Des ingénieurs de l'Université de Californie à San Diego ont développé un vaccin expérimental qui pourrait empêcher la propagation des cancers métastatiques aux poumons. Les ingrédients clés du vaccin sont des nanoparticules, fabriquées à partir de virus bactériens, qui ont été conçues pour cibler une protéine connue pour jouer un rôle central dans la croissance et la propagation du cancer.
Chez la souris, le vaccin a considérablement réduit la propagation des cancers métastatiques du sein et de la peau aux poumons. Il a également amélioré le taux de survie chez les souris atteintes d'un cancer du sein métastatique après ablation chirurgicale de la tumeur primitive. Les résultats ont été publiés le 16 octobre dans Proceedings of the National Academy of Sciences. .
Les métastases sont un processus impliquant la migration des cellules cancéreuses de leur site principal vers d'autres parties du corps. Des études récentes ont identifié S100A9, une protéine généralement libérée par les cellules immunitaires, comme un acteur clé de ce processus. Son rôle normal est de réguler l’inflammation. Cependant, un excès de S100A9 peut attirer les cellules cancéreuses comme un aimant, les faisant former des tumeurs agressives et facilitant leur propagation à d'autres organes, comme les poumons.
Une équipe dirigée par Nicole Steinmetz, professeur de nano-ingénierie à la Jacobs School of Engineering de l'UC San Diego, a développé un candidat vaccin capable de moduler les niveaux de S100A9 lorsqu'il se détraque. Lorsqu'il est injecté par voie sous-cutanée, le vaccin a stimulé le système immunitaire des souris pour qu'il produise des anticorps contre le S100A9, réduisant ainsi efficacement les niveaux de protéines et minimisant les métastases cancéreuses dans les poumons. Le vaccin a également augmenté l'expression de protéines immunostimulantes dotées de propriétés antitumorales, tout en diminuant les niveaux de protéines immunosuppressives.

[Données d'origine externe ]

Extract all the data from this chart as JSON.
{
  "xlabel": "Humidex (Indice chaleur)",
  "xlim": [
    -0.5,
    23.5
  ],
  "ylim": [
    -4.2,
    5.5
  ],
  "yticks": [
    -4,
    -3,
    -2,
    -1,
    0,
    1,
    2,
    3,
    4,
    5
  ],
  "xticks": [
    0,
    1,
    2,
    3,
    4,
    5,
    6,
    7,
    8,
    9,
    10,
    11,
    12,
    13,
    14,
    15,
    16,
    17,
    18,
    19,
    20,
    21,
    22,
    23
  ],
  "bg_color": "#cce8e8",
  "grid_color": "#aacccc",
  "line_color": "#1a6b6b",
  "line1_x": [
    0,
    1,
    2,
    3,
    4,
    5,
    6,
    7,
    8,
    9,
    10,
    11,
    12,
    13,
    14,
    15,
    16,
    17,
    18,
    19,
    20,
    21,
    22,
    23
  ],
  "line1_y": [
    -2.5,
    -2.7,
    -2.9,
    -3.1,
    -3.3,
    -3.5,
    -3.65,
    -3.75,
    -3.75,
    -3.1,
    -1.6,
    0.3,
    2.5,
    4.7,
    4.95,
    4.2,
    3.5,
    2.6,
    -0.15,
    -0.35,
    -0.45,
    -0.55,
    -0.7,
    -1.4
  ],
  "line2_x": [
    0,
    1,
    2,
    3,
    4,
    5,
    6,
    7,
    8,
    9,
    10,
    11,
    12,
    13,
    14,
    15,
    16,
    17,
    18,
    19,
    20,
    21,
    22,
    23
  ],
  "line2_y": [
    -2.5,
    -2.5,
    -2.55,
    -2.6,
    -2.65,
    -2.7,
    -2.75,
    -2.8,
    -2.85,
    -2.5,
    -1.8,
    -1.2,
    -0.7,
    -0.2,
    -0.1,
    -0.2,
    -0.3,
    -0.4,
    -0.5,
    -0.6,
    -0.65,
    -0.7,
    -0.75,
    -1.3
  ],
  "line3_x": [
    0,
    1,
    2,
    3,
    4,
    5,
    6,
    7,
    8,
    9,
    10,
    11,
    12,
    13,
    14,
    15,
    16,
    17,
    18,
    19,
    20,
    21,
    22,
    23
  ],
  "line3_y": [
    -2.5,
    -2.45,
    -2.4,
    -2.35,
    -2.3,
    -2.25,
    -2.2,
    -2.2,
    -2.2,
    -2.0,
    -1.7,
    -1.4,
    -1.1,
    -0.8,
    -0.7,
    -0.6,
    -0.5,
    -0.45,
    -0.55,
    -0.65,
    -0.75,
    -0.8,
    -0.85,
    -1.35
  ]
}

"S100A9 est connu pour former ce qu'on appelle une niche prémétastatique dans les poumons, créant un environnement immunosuppresseur qui permet l'ensemencement et la croissance des tumeurs", a déclaré Young Hun (Eric) Chung, premier auteur de l'étude et titulaire d'un doctorat en bio-ingénierie à l'UC San Diego. ancien élève du laboratoire de Steinmetz. "En réduisant les niveaux de S100A9, nous pouvons contrecarrer efficacement la formation de cette niche prémétastatique, conduisant à une attraction réduite et à une élimination accrue des cellules cancéreuses vers les poumons."
"Il s'agit d'une nouvelle approche intelligente de la vaccination dans la mesure où nous ne ciblons pas les cellules tumorales, mais plutôt le microenvironnement tumoral afin d'empêcher la tumeur primaire de produire de nouvelles tumeurs", a déclaré Steinmetz, directeur fondateur de l'UC San Diego. Center for Nano-ImmunoEngineering et co-responsable du Centre de recherche, science et ingénierie des matériaux (MRSEC) de l'université. "Nous modifions essentiellement l'ensemble du système immunitaire pour qu'il soit plus anti-tumoral."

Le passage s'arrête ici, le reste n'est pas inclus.